Active Transport by Pumps Cells can transport molecules or ions against an electrochemical gradient. This process requires energy in the form of ATP and is called active transport. Pumps are membrane proteins that provide active transport of molecules across the membrane. For example, the sodium-potassium pump, Na+/K+-ATPase, uses ATP to transport Na+ and K+ against their concentration gradients.

Secondary Active Transport In addition to moving materials against their concentration gradients, pumps set up electrochemical gradients. These gradients make it possible for cells to engage in secondary active transport, or cotransport. The gradient provides the potential energy required to power the movement of a different molecule against its particular gradient.
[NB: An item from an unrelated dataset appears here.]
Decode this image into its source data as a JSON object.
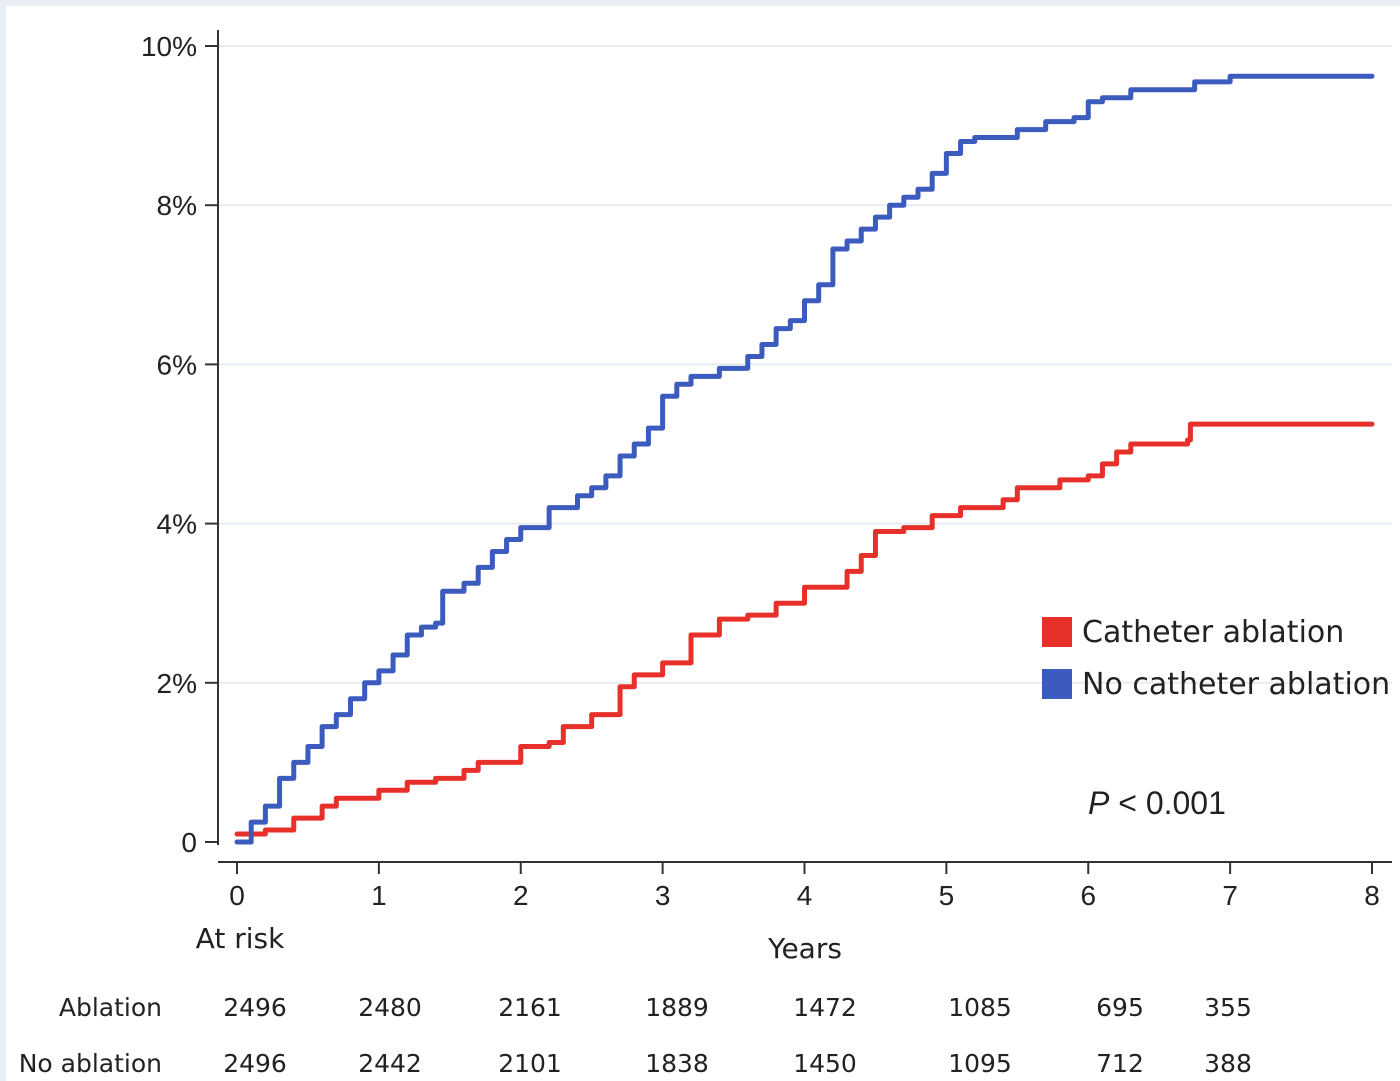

Summary of Membrane Transport There are three mechanisms of membrane transport: Diffusion Facilitated diffusion Active transport Diffusion and facilitated diffusion are forms of passive transport and thus move materials down their concentration gradient and do not require an input of energy. Active transport moves materials against their concentration gradient and requires energy provided by ATP or an electrochemical gradient.

Plasma Membrane and the Intracellular Environment The selective permeability of the lipid bilayer and the specificity of the proteins involved in passive transport and active transport enable cells to create an internal environment that is much different from the external one.